The minimum recovery goal for wolves in the Northern Rockies is 30 breeding pairs and at least 300 wolves for three consecutive years. A goal that was attained in 2002 and has been exceeded every year since. FWS believes that with approved state management plans in place in Montana and Idaho, threats to the wolf population will have been reduced or eliminated in those states. The Northern Rocky Mountain distinct population segment includes all of Montana, Idaho and Wyoming, the eastern one-third of Washington and Oregon and a small part of north-central Utah.
While FWS has approved wolf management plans in Montana and Idaho, it has determined that Wyoming’s state law and wolf management plan are not sufficient to conserve Wyoming’s portion of a recovered Northern Rockies wolf population.
FWS Director H. Dale Hall said if Wyoming’s plan is not approved before the FWS decides a final action on this proposal, the agency would continue to protect wolves under the ESA in the significant portion of their range in northwest Wyoming. This excludes the national parks, which have adequate regulatory mechanisms to conserve wolves.

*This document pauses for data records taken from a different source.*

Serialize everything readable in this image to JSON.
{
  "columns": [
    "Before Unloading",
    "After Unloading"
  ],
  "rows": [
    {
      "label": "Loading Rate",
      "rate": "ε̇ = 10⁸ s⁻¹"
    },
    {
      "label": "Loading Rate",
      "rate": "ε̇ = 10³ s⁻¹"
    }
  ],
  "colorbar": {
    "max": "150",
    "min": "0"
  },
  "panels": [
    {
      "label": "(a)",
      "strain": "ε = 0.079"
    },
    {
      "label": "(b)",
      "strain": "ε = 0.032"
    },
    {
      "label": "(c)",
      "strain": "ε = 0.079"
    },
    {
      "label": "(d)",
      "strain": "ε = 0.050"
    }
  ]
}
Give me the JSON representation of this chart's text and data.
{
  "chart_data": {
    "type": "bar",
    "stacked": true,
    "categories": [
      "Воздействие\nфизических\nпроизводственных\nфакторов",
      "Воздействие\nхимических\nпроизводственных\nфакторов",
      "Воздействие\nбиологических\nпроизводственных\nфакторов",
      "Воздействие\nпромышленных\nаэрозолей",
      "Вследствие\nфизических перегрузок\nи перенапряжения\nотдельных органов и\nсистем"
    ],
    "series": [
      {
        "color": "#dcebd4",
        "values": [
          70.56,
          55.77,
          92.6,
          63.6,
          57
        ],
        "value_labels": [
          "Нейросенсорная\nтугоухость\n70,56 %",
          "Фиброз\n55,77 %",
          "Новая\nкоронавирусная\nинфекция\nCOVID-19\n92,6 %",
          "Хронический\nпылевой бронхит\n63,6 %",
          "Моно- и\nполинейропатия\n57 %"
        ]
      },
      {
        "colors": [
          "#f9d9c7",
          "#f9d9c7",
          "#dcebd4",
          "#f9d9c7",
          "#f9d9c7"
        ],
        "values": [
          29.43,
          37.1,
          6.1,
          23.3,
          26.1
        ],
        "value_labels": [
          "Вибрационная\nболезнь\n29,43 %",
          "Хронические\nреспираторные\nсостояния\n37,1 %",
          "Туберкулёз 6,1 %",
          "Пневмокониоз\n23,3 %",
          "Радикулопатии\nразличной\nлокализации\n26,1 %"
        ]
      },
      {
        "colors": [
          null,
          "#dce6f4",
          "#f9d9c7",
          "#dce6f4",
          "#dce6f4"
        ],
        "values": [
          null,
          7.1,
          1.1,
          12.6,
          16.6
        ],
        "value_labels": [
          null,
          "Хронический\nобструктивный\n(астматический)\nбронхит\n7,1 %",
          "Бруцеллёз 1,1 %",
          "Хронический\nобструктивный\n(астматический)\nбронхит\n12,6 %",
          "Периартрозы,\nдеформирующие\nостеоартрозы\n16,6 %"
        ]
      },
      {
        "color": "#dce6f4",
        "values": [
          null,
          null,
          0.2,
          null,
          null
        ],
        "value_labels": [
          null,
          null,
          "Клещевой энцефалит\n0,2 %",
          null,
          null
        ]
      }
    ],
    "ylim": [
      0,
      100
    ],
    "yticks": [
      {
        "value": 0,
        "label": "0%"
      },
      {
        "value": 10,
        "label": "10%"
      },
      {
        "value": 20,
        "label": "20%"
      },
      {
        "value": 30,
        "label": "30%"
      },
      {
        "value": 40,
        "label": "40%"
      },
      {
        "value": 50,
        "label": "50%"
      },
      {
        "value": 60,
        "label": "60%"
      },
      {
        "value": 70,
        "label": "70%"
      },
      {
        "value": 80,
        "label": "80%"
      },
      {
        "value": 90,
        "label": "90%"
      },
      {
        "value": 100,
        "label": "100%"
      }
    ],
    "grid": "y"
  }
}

Hall added that FWS could move forward to remove the remainder of the DPS in Montana and Idaho and portions of Wyoming, Washington, Oregon and Utah from the list of threatened and endangered species.
Governor Dave Freudenthal responded to the FWS’s announcement with the following statement: “Regarding the Fish and Wildlife Service’s hopes to reach some agreement with Wyoming to alter our existing plan, I remain concerned about the amount of private land that would be included in the proposed trophy game area, as well as the definition and number of wolves that would compose a breeding pair. The ultimate question, though, is whether or not Wyoming will be given the flexibility to manage wolves that are causing an unacceptable impact on our elk and moose populations.”
Freudenthal took a dig at the possibility of delisting without Wyoming by his statement: “I am delighted by the potential for progress in Montana and Idaho, although it seems to be of limited value for wildlife. I am also pleased that Fish and Wildlife believes the populations in Idaho, Montana and Yellowstone National Park are sufficient for delisting without the other Wyoming packs. This raises the interesting question of whether any packs outside Yellowstone in Wyoming are even necessary.”
FWS will hold a series of public meetings and hearings in six states regarding the delisting proposal. The meetings and hearings are intended to provide information about the proposal, answer citizens’ questions and receive formal testimony for the record. Public meetings and hearings are scheduled in Wyoming, Montana, Utah, Idaho, Oregon and Washington on the proposal to delist the Northern Rocky Mountain population of gray wolves. In each location, the public meetings will be from 3 p.m. to 5 p.m. and the public hearings will be from 6 p.m. to 8 p.m. A brief presentation on FWS’s proposal will be given during the public meetings at 3 p.m. and 4 p.m. and will be followed by a question-and-answer period. During the public hearing, formal oral testimony will be accepted. Written comments also will be accepted at the public meeting and the hearing. The meetings and hearings nearest western Wyoming are:
Feb. 27 at Holiday Inn Cheyenne, 204 West Fox Farm Road, Cheyenne,
Feb. 28 at Plaza Hotel, 122 West South Temple, Salt Lake City, Utah.